The synergy between AI and RWD in oncology holds promise for advancing cancer research and treatment. Overcoming challenges requires collaborative efforts among stakeholders to improve data accessibility, enhance transparency, refine AI algorithms, and prioritize patient-centric outcomes. The future of AI in oncology from RWD represents a transformative shift toward achieving the ambitious goals of the Cancer Moonshot initiative: reducing the cancer death rate by at least 50% in 2047 and improving patient experiences. Huntsman Cancer Institute (HCI) at the University of Utah exemplifies this integration, leveraging AI across various workflows to deliver the cancer-free frontier!


Author’s Bio:
Aik Choon Tan received his B.Eng. degree in Chemical/Bio-process Engineering from the University of Technology Malaysia, and his Ph.D. degree in Computer Science/Bioinformatics from University of Glasgow, UK, in 2000 and 2005, respectively. Dr. Tan conducted his post-doctoral research training at the Johns Hopkins University School of Medicine from 2004 to 2009. He was an Assistant Professor at the University of Colorado Anschutz Medical Campus in 2009 and promoted to Associate Professor in 2013. Dr.
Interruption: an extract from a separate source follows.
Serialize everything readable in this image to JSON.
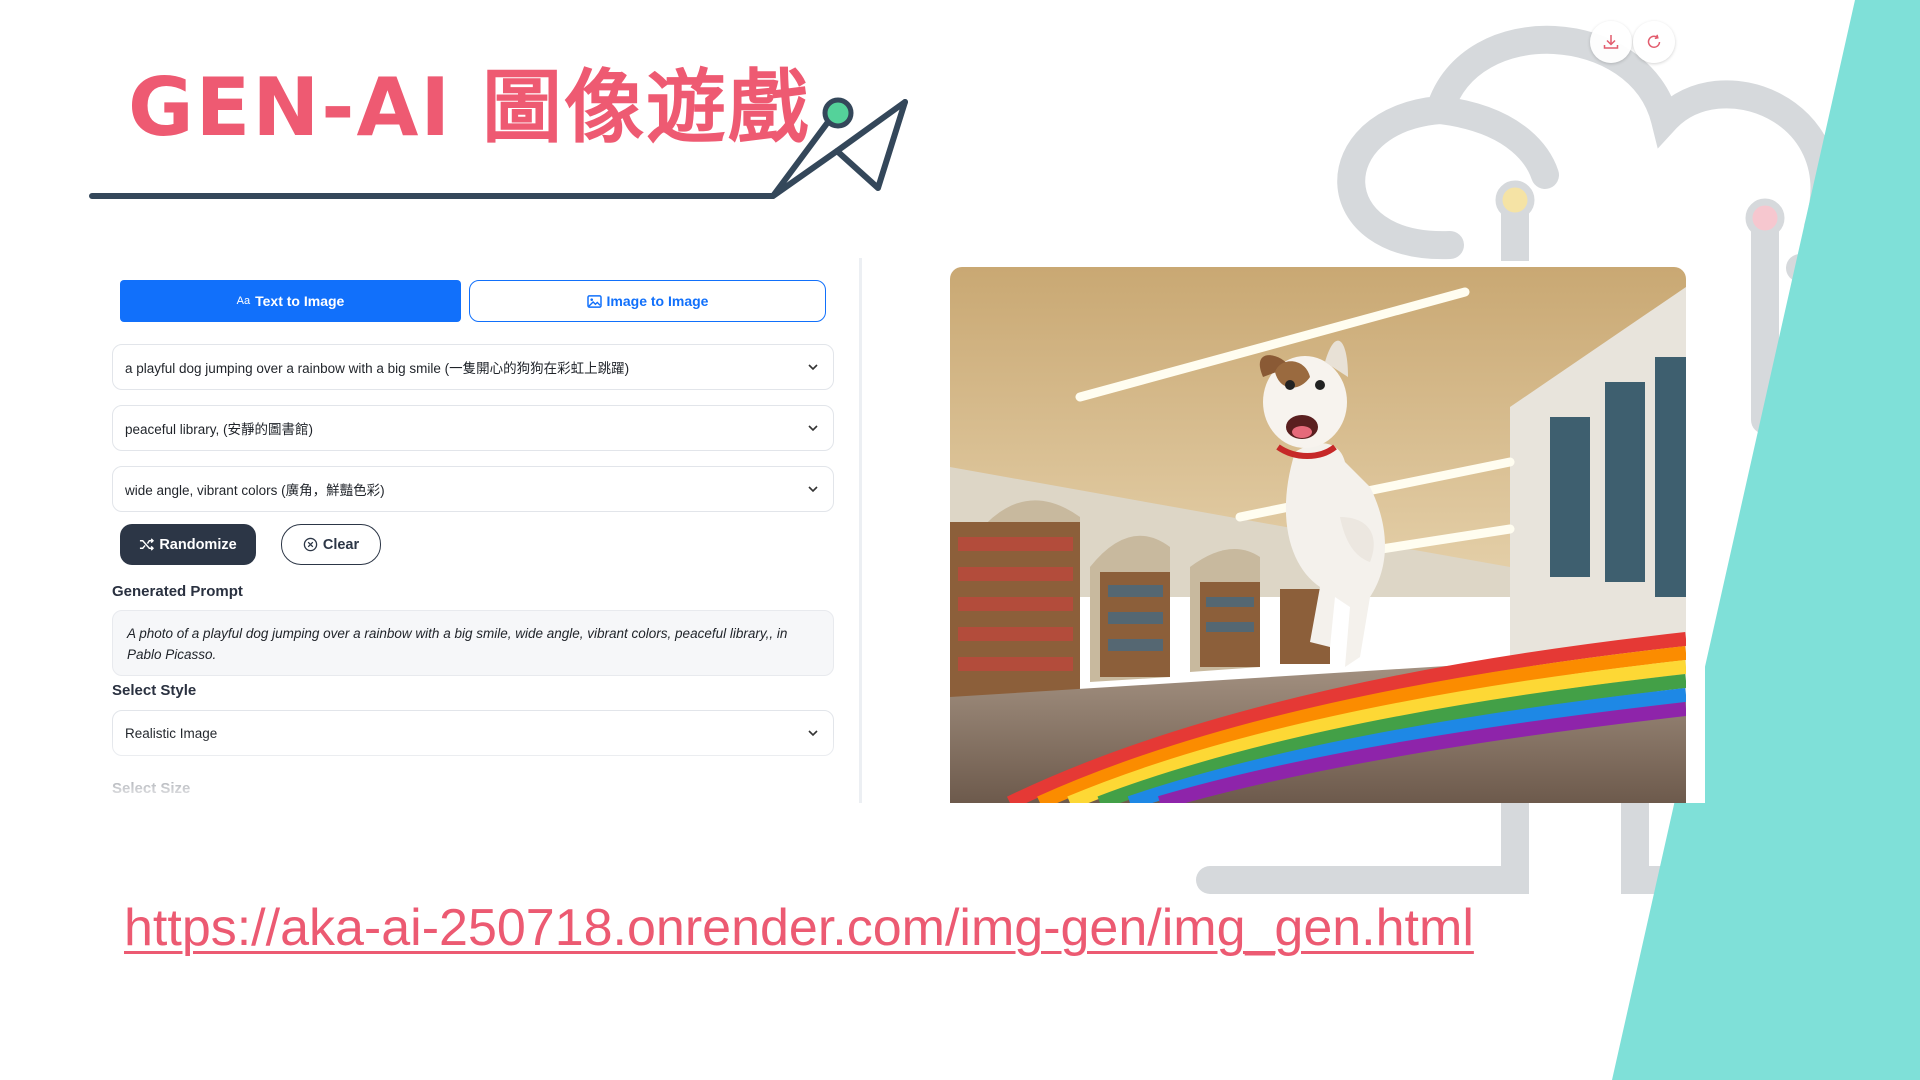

Tan was recruited to the Moffitt Cancer Center in 2019 as the Vice-Chair of the Department of Biostatistics and Bioinformatics. In 2022, Dr. Tan was appointed as the inaugural Senior Director of Data Science at the Huntsman Cancer Institute, University of Utah. He holds the Jon M. and Karen Huntsman Endowed Chair in Cancer Data Science, Professor of Oncological Sciences and Biomedical Informatics. His research interests are translational bioinformatics and cancer systems biology, primarily by developing computational and machine learning methods for the analysis and integration of high-throughput cancer “omics” data in understanding and overcoming treatment resistance mechanisms in cancer. His lab acts as “connector” to provide seamless integration of computational and statistical methods in experimental and clinical cancer research.